Editors’ note: As we approach our fiftieth anniversary, in February 2023, we will, every week, highlight an important story from our past and offer some perspective on it.

The first time I met Dick J. Reavis I mistook him for a homeless man. It was November 2015 and I’d recently become editor in chief of the Texas Observer, which then had its offices in a shambolic building in downtown Austin with an unlocked front door that opened onto Seventh Street, allowing anyone to wander in off the street. So when a scruffy-looking man in grubby clothes presented himself in the newsroom one day, I figured he was someone in need of a bathroom or money. “I’m Dick Reavis,” the man said. 

I shouldn’t have been surprised. Reavis, now 77, is a master of blending in, a famously crusty practitioner of immersion reporting—the somewhat controversial art of directly experiencing the lives of your subjects, rather than just observing from a distance. He’d taken the Greyhound down from Dallas, where he lives, to discuss an article about the challenges of growing old in prison. Later, for the Observer, he would spend six weeks undercover in a Dallas homeless encampment called Tent City as authorities prepared to evict its tenants. He blended in just fine. 

In the decades prior, Reavis had made a name for himself as a chronicler of marginal Americans, of hard-to-penetrate subcultures. For Texas Monthly, he bought a Harley and embedded with the Bandidos motorcycle gang, producing “Never Love a Bandido” in 1979. For “Town Without Pity,” he hung out with the sex workers and johns in Nuevo Laredo’s now long-gone Boys’ Town. And in 1982, he witnessed the execution of Charlie Brooks Jr., a forty-year-old Black man. It was the first time Texas had administered the death penalty since 1964. The resulting story, “Charlie Brooks’ Last Words,” is a disconcerting, unflinching profile of a man’s life and death, and a close-up look at the ugly machinery of Texas’s death penalty policy at an inflection point. Brooks’s execution represented the first time any government in the world had used lethal injection as a method of capital punishment. 

Reavis’s story is suffused with moral ambivalence. Along with another man, Woodie Loudres, Brooks had been sentenced to die in conjunction with the murder of David Gregory, a Fort Worth auto repairman. But neither Brooks nor Loudres would say who pulled the trigger on the gun that killed Gregory, and Loudres later had his conviction overturned on appeal. But in a death row interview, Reavis seems to come close to getting Brooks to admit to being the triggerman. Reavis is gimlet-eyed about his subject, writing that “Charlie’s past was proof that there is nothing exotic or even exciting about crime or criminals,” but he also finds that prison had transformed Brooks from a “pool hall rooster” to a “meek and friendly” middle-aged man with “the movements of a dog that is used to being whipped.” The blithe cruelty of the state’s death row system doesn’t go unnoticed either, nor does the fear on Brooks’s face as he waits for the IV to deliver his chemical death while Reavis and others look on. 

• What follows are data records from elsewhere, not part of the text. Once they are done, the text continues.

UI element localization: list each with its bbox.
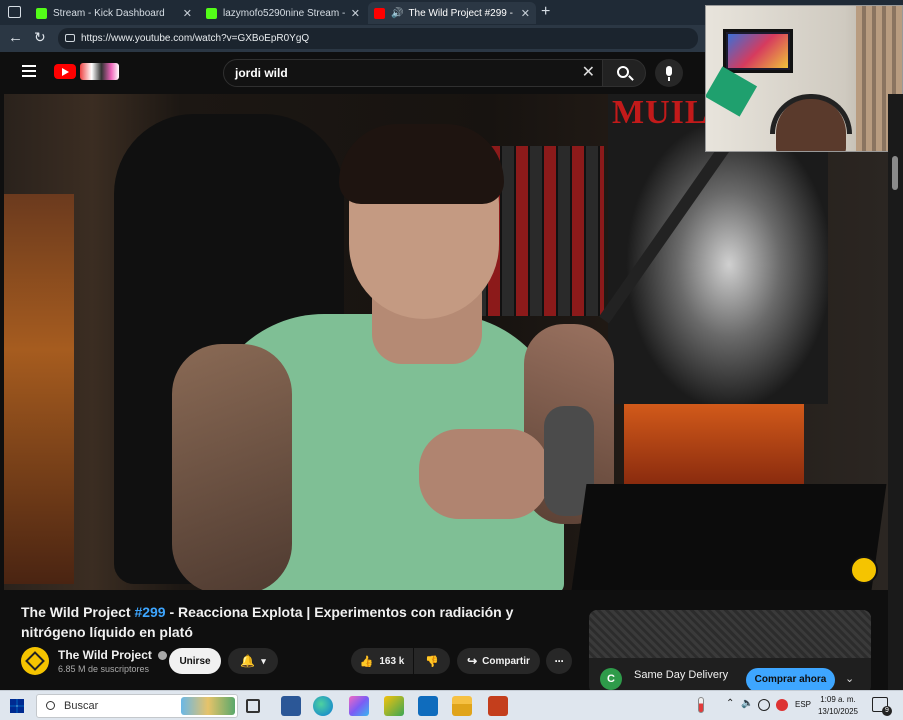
powerpoint-icon[interactable] bbox=[488, 696, 508, 716]
scrollbar-thumb[interactable] bbox=[892, 156, 898, 190]
file-explorer-icon[interactable] bbox=[452, 696, 472, 716]
webcam-tv-screen bbox=[728, 34, 788, 68]
ad-panel[interactable]: C Same Day Delivery Comprar ahora ⌄ bbox=[589, 610, 871, 694]
thumbs-up-icon: 👍 bbox=[359, 655, 374, 668]
menu-icon[interactable] bbox=[22, 65, 36, 77]
kick-icon bbox=[36, 7, 47, 19]
back-arrow-icon[interactable]: ← bbox=[8, 29, 23, 46]
video-desk-equipment bbox=[571, 484, 887, 590]
clock-time: 1:09 a. m. bbox=[820, 695, 856, 704]
microphone-icon bbox=[666, 66, 672, 76]
new-tab-button[interactable]: + bbox=[541, 3, 550, 21]
tab-overview-icon[interactable] bbox=[8, 6, 21, 18]
copilot-icon[interactable] bbox=[349, 696, 369, 716]
clear-icon[interactable]: ✕ bbox=[582, 60, 595, 86]
search-button[interactable] bbox=[602, 59, 646, 87]
youtube-logo[interactable] bbox=[54, 64, 76, 79]
edge-icon[interactable] bbox=[313, 696, 333, 716]
search-text: jordi wild bbox=[235, 66, 288, 80]
tab-kick-stream[interactable]: lazymofo5290nine Stream - Watch ✕ bbox=[200, 2, 366, 24]
more-icon: ··· bbox=[554, 654, 565, 668]
video-player[interactable]: MUIL bbox=[4, 94, 888, 590]
share-button[interactable]: ↪ Compartir bbox=[457, 648, 540, 674]
notification-center-icon[interactable]: 9 bbox=[872, 697, 892, 716]
channel-name-text: The Wild Project bbox=[58, 648, 152, 662]
search-input[interactable]: jordi wild ✕ bbox=[223, 59, 606, 87]
video-person-hands bbox=[419, 429, 549, 519]
volume-icon[interactable]: 🔈 bbox=[741, 698, 753, 709]
microphone-stand bbox=[668, 77, 670, 81]
chevron-down-icon: ▾ bbox=[261, 655, 266, 666]
chevron-up-icon[interactable]: ⌃ bbox=[726, 698, 734, 709]
tab-title: Stream - Kick Dashboard bbox=[53, 7, 165, 19]
tab-title: The Wild Project #299 - Reacciona bbox=[408, 7, 514, 19]
clock-date: 13/10/2025 bbox=[817, 707, 859, 716]
ad-advertiser-avatar: C bbox=[600, 668, 622, 690]
share-icon: ↪ bbox=[467, 654, 478, 668]
youtube-icon bbox=[374, 7, 385, 19]
voice-search-button[interactable] bbox=[655, 59, 683, 87]
tab-youtube-video[interactable]: 🔊 The Wild Project #299 - Reacciona ✕ bbox=[368, 2, 536, 24]
url-field[interactable]: https://www.youtube.com/watch?v=GXBoEpR0… bbox=[58, 28, 698, 49]
share-label: Compartir bbox=[482, 655, 530, 667]
url-text: https://www.youtube.com/watch?v=GXBoEpR0… bbox=[81, 33, 310, 44]
outlook-icon[interactable] bbox=[418, 696, 438, 716]
join-label: Unirse bbox=[179, 655, 211, 667]
title-episode-link[interactable]: #299 bbox=[134, 604, 165, 620]
site-info-icon[interactable] bbox=[65, 34, 75, 42]
ad-cta-button[interactable]: Comprar ahora bbox=[746, 668, 835, 692]
join-button[interactable]: Unirse bbox=[169, 648, 221, 674]
close-icon[interactable]: ✕ bbox=[351, 7, 360, 20]
like-button[interactable]: 👍 163 k bbox=[351, 648, 413, 674]
search-icon-handle bbox=[628, 75, 634, 81]
tab-title: lazymofo5290nine Stream - Watch bbox=[223, 7, 345, 19]
video-title: The Wild Project #299 - Reacciona Explot… bbox=[21, 602, 581, 642]
video-poster-left bbox=[4, 194, 74, 584]
taskbar-clock[interactable]: 1:09 a. m. 13/10/2025 bbox=[812, 694, 864, 718]
app-icon[interactable] bbox=[384, 696, 404, 716]
kick-icon bbox=[206, 7, 217, 19]
subscriber-count: 6.85 M de suscriptores bbox=[58, 664, 150, 674]
ad-cta-label: Comprar ahora bbox=[754, 674, 827, 685]
language-indicator[interactable]: ESP bbox=[795, 700, 811, 709]
meet-now-icon[interactable] bbox=[758, 699, 770, 711]
tab-kick-dashboard[interactable]: Stream - Kick Dashboard ✕ bbox=[30, 2, 198, 24]
doodle-logo[interactable] bbox=[80, 63, 119, 80]
search-highlight-image bbox=[181, 697, 235, 715]
task-view-icon[interactable] bbox=[246, 699, 260, 713]
taskbar-search-placeholder: Buscar bbox=[64, 700, 99, 712]
wifi-off-icon[interactable] bbox=[776, 699, 788, 711]
video-channel-watermark bbox=[850, 556, 878, 584]
bell-icon: 🔔 bbox=[240, 654, 256, 668]
windows-start-icon[interactable] bbox=[10, 699, 24, 713]
video-person-arm-left bbox=[172, 344, 292, 590]
notification-count: 9 bbox=[882, 706, 892, 716]
ad-banner-image bbox=[589, 610, 871, 658]
close-icon[interactable]: ✕ bbox=[521, 7, 530, 20]
channel-avatar[interactable] bbox=[21, 647, 49, 675]
title-channel: The Wild Project bbox=[21, 604, 131, 620]
chevron-down-icon[interactable]: ⌄ bbox=[845, 672, 854, 685]
windows-taskbar: Buscar ⌃ 🔈 ESP 1:09 a. m. 13/10/2025 9 bbox=[0, 690, 903, 720]
verified-icon bbox=[158, 651, 168, 661]
video-orange-panel bbox=[624, 404, 804, 484]
thermometer-icon[interactable] bbox=[698, 697, 704, 713]
video-poster-text: MUIL bbox=[612, 94, 709, 131]
video-person-hair bbox=[339, 124, 504, 204]
thumbs-down-icon: 👎 bbox=[425, 655, 439, 668]
like-count: 163 k bbox=[379, 655, 405, 667]
notifications-button[interactable]: 🔔 ▾ bbox=[228, 648, 278, 674]
more-actions-button[interactable]: ··· bbox=[546, 648, 572, 674]
channel-name[interactable]: The Wild Project bbox=[58, 648, 168, 662]
close-icon[interactable]: ✕ bbox=[183, 7, 192, 20]
webcam-overlay bbox=[705, 5, 903, 152]
reload-icon[interactable]: ↻ bbox=[34, 29, 46, 46]
search-icon bbox=[46, 701, 55, 710]
word-icon[interactable] bbox=[281, 696, 301, 716]
ad-advertiser-name: Same Day Delivery bbox=[634, 669, 729, 681]
speaker-icon[interactable]: 🔊 bbox=[391, 8, 403, 19]
dislike-button[interactable]: 👎 bbox=[414, 648, 450, 674]
taskbar-search-box[interactable]: Buscar bbox=[36, 694, 238, 718]
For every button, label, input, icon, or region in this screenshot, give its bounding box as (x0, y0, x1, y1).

After the article was published, Reavis accepted the praise from death penalty opponents who saw in him a fellow traveler. But in fact, Reavis hadn’t made up his mind about the issue, then or now. “I did not write [“Charlie Brooks’ Last Words”] with any polemic in mind,” he said. “I wanted to write the story of what a man goes through. A particular man. Charlie Brooks. And, how do you say . . . his demise.”